Electrolyte used for aluminum electrolysis and electrolysis process using the electrolyte

Abstract

An electrolyte for aluminum electrolysis employs a pure fluoride salt system and includes the following components by mass percent: 20-29.9% of NaF, 60.1-66% of AlF3, 3-10% of LiF, 4-13.9% of KF and 3-6% of Al2O3, in which the molar ratio of NaF to AlF3 is 0.6-0.995; or the electrolyte includes the following components by mass percent: 30-38% of NaF, 49-60% of AlF3, 1-5% of LiF, 1-6% of KF and 3-6% of Al2O3, in which the molar ratio of NaF to AlF3 is 1.0-1.52.

Description

FIELD OF THE INVENTION[0001]The present invention relates to an electrolyte for aluminum electrolysis and an electrolysis process using the electrolyte, belonging to non-ferrous metal smelting industry.BACKGROUND OF THE INVENTION[0002]Aluminum electrolysis refers to acquisition of aluminum by means of an electrolysis method. In the prior art, a traditional Hall-Heroult molten salt aluminum electrolysis process is typically adopted for aluminum electrolysis. This process is featured by use of a cryolite-alumina molten salt electrolysis method in which cryolite Na3AlF6 fluoride salt melt is taken as flux, Al2O3 is dissolved in fluoride salt, carbon body is taken as an anode, aluminum liquid is taken as a cathode, and electrolytic aluminum is obtained by performing electrochemical reaction at the anode and cathode of the electrolytic cell at a high temperature ranging from 940 to 960° C. after a strong direct current is introduced. Due to high electrolysis temperature, the traditional ...

AI Technical Summary

Benefits of technology

The present invention provides an electrolyte for aluminum electrolysis that has low liquidus temperature, does not corrode the electrolysis device, and is not liable to volatilization. The electrolyte has proper electric conductivity and alumina solubility, and does not have the crusting phenomenon. The invention also includes a process for preparing the electrolyte and using it in the electrolysis process. The technical effects of the invention are reducing energy consumption, improving economic efficiency, and prolonging the service life of the electrolytic cell device.

Problems solved by technology

Due to high electrolysis temperature, the traditional aluminum electrolysis process has such characteristics as large volatilization amount of electrolyte, large oxidization loss of a carbon anode, large energy consumption, large thermal loss and poor electrolysis working environment.
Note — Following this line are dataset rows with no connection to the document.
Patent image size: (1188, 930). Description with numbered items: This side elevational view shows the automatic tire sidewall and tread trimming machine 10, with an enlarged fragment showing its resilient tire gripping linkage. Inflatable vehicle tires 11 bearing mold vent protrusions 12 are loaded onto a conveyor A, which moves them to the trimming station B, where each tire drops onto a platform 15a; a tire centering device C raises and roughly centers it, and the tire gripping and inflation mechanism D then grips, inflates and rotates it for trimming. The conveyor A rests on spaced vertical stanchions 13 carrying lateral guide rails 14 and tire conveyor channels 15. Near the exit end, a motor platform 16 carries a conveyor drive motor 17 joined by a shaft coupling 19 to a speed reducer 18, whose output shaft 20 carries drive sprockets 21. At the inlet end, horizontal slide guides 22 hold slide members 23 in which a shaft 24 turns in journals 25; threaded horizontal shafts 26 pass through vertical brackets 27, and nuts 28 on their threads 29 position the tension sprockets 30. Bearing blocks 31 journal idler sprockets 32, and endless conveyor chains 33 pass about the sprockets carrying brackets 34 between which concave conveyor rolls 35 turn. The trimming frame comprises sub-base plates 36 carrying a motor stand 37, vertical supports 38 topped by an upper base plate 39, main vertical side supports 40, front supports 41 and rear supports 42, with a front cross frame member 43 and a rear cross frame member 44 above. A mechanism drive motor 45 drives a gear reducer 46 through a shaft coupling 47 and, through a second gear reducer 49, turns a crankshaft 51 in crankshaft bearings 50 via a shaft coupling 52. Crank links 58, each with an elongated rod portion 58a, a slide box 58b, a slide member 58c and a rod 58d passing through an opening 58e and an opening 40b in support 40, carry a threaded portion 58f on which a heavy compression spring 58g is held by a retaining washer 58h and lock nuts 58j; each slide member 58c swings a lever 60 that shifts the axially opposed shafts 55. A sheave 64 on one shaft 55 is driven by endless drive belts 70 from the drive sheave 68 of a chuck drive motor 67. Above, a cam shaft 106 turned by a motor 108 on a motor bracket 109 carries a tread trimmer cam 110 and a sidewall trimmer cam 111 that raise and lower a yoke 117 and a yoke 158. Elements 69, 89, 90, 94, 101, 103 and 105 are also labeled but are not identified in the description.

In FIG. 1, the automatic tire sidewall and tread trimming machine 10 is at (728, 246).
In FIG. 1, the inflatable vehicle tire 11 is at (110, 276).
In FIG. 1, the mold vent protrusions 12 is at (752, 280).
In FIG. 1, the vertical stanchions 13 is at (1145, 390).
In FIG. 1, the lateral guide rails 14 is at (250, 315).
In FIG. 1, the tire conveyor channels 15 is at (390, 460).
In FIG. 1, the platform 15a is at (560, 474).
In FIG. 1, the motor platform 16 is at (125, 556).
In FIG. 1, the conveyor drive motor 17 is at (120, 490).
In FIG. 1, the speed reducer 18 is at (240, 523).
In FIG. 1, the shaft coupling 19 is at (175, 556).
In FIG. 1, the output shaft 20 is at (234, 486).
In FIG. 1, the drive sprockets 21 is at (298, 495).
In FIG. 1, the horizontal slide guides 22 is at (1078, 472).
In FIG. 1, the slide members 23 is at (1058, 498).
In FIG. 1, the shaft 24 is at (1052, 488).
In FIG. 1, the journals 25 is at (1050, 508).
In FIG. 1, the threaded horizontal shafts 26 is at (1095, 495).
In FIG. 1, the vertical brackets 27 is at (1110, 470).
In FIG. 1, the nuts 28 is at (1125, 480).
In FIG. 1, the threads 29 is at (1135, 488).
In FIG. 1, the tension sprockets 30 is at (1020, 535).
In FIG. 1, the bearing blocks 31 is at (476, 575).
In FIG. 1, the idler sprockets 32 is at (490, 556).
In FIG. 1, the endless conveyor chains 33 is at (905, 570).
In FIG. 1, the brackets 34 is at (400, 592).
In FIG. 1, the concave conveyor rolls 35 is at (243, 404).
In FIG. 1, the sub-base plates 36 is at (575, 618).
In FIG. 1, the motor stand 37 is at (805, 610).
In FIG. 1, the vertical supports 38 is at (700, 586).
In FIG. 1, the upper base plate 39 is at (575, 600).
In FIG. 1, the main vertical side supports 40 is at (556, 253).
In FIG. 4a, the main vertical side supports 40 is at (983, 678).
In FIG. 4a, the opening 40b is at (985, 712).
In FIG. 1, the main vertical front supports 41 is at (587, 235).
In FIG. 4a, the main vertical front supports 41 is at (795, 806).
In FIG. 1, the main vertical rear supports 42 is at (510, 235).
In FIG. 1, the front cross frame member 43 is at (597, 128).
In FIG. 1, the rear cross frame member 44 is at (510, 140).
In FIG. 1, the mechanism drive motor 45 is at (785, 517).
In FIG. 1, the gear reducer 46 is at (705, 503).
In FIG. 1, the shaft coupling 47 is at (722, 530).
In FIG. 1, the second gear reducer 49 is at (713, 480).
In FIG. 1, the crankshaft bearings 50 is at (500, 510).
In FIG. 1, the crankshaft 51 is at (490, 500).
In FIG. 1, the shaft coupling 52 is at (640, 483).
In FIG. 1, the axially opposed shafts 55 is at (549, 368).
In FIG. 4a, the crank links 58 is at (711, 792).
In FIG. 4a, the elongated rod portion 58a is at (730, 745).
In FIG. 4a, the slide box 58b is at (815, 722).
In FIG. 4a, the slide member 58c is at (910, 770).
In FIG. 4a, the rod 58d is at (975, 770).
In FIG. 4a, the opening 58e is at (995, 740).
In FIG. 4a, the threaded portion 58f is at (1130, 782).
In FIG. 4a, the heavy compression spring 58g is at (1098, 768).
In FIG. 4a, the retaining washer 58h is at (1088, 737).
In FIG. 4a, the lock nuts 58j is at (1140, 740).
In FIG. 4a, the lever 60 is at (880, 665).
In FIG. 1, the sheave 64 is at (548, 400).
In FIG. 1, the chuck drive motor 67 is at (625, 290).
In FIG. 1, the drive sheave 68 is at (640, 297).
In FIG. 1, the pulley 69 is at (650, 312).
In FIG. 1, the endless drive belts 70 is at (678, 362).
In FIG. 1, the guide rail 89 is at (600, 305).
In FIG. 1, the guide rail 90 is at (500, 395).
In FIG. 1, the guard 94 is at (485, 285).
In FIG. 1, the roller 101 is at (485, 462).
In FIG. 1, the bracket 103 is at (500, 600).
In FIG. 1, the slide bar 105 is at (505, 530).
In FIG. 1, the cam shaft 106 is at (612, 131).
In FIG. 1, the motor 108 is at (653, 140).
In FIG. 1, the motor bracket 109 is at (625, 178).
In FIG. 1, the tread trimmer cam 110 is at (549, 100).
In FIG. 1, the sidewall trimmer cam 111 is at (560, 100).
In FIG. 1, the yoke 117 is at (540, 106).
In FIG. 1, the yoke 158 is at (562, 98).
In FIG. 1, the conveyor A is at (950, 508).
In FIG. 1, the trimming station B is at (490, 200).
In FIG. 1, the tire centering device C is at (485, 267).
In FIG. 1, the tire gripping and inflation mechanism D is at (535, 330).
In the aforementioned electrolyte, however, BaF2 is liable to sedimentation in the electrolysis process due to large density, so it is hardly applied to industrial production in an extensive fashion; use of MgF2 and CaF2, which are high-melting-point substances, will increase the liquidus temperature of the entire system and will also degrade the electric conductivity and the alumina solubility of the electrolyte; because NaCl has a relatively low melting point, addition of NaCl is a way of lowering the liquidus temperature of the electrolyte, however, NaCl imposes a corrosion effect on such metals as Cu, Fe, Al and Ni at the aforementioned electrolysis temperature and will further lead to corrosion of metal parts like electrolytic cell accessories, this corrosion effect dramatically shortens the service life of electrolysis devices, furthermore, NaCl is extremely liable to volatilization in the electrolysis process so as to form HCl gas that is harmful to human body, so until now, NaCl has not been widely applied to industrial production; in addition to addition of NaCl, decrease of the molar ratio of NaF to AlF3 can also lower the liquidus temperature of the electrolyte in light of common knowledge in this art, but in the existing industry, the molar ratio of NaF to AlF3 is generally larger than 2.2, this is because an unsolvable problem will arise if the liquidus temperature of the electrolyte is further lowered and the electrolysis temperature is lowered correspondingly, namely, NaF and AlF3 will lead to a ‘crusting’ phenomenon of the cathode in the process of low-temperature electrolysis, the reason for this ‘crusting’ phenomenon is that sodium ions and aluminum ions in the electrolyte will gather at the cathode in the electrolysis process to generate sodium cryolite, which is seldom molten at a low temperature due to its high melting point, as a result, the surface of the cathode is covered by a layer of refractory cryolite crust to affect normal electrolysis in the electrolysis process tremendously.

Whether an electrolyte can be successfully applied to industrial production is based on comprehensive consideration for many factors like its liquidus temperature, volatility, electric conductivity, alumina solubility, preparation environment and whether stable electrolysis process can be guaranteed, however, due to the above problems in the prior art, industrial application of the electrolyte is significantly limited, and it is an unsolved problem in the prior art to find a way of avoiding corrosion to electrolysis devices and damage to human body and ensuring proper electric conductivity and alumina solubility as well as no ‘crusting’ phenomenon of the prepared electrolyte while the liquidus temperature of the electrolyte is further lowered.